Pierre Pirotte by Jean-Luc Debry

Pierre Pirotte by Jean-Luc Debry

Auteur:Jean-Luc Debry
La langue: fra
Format: epub
Tags: Roman
Éditeur: Prospéro's books
Publié: 2017-03-02T05:00:00+00:00


Bernay

UN DES DERNIERS dimanches de mai, Eugène Pirotte, le frère de Pierre, qui tenait un magasin de bimbeloterie dans la grande rue de Bernay, vint trouver Fauvel le pharmacien, dont le magasin faisait face à sa boutique. Fauvel malgré son jeune âge, 25 ans à peine, parce qu’il était toujours bien mis de sa personne, faisait forte impression Lorsque, le dimanche après-midi, il se promenait au bras de sa jeune épouse dans les rues de Bernay, vêtu d’une redingote de bonne facture, la tête couverte d’un chapeau à la mode et portant à la main une belle canne bien ouvragée qu’il balançait négligemment, il en imposait et les passants les saluaient avec déférence. Ce jour-là, il était tête nue et avait passé une simple blouse sur sa tenue de ville. Une aimable conversation s’engagea sur le pas de la porte.

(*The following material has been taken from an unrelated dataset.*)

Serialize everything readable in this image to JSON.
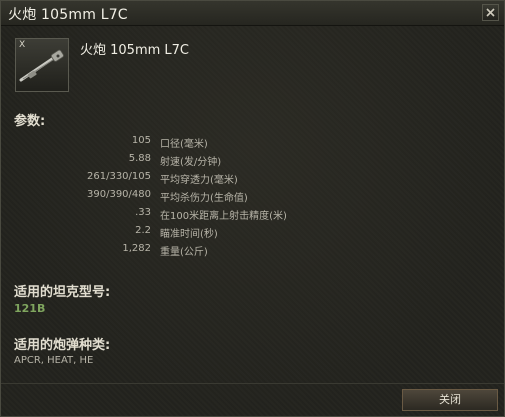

À l’intérieur, plusieurs personnes, dont monsieur Philoque Paul, mercier de son état, attendaient patiemment. Eugène Pirotte, fier de pouvoir donner des nouvelles fraîches des événements parisiens, montra une lettre.

— Je viens juste de la recevoir de Paris. Elle émane de mon frère qui l’habite, dit-il bien fort pour que tous l’entendent.

Comme le pharmacien avait un médicament à préparer pour un de ses clients, il s’en occupa et, délaissant l’actualité pour ses obligations, se retira derrière son comptoir. Eugène Pirotte, comme on le lui demandait avec empressement, convaincu qu’il était du succès imminent de la Commune, lut à haute voix aux personnes présentes la lettre en question. Le pharmacien Fauvel sur le moment n’y prêta pas grande attention. Mais quand le lecteur eut terminé, il s’approcha de lui et lui demanda ce que contenait de si intéressant cette lettre. Son voisin la relut une seconde fois et de bon cœur. Il était dit que son frère, Pierre, était capitaine dans une compagnie de fédérés, qu’il y avait été blessé au couvent des Oiseaux d’une balle qui lui avait effleuré transversalement l’arrière de la tête. Il exprimait ses sympathies pour la Commune et son animosité contre les troupes de Versailles. Il écrivait même à son frère, qui en sourit, attendri, que s’il le trouvait dans un camp de Versaillais, il lui tirerait dessus comme sur un autre. En même temps qu’il lui en donnait lecture, le pharmacien lut la lettre par-dessus son épaule. Son trouble s’accrut à la vue de cette écriture régulière dans la graphie et maladroite dans les tournures. Mon Dieu, Seigneur, et si c’était vrai qu’ils allaient l’emporter. Les partageux au pouvoir, il ne manquait plus que ça ! Ah, comme si ce n’était pas assez d’avoir appris que ce pauvre empereur Napoléon III avait été hué par ses propres troupes alors que prisonnier, après la capitulation de Sedan, son équipage fendait la masse compacte des régiments de son armée défaite. Les soldats français désarmés, amassés de part et d’autre de la route, surveillés par des Bavarois goguenards, avaient humilié leur empereur. Une scène à vous glacer le sang. Mon Dieu, quelle époque !

Ensuite, Eugène Pirotte, insouciant, s’en retourna vers son bazar.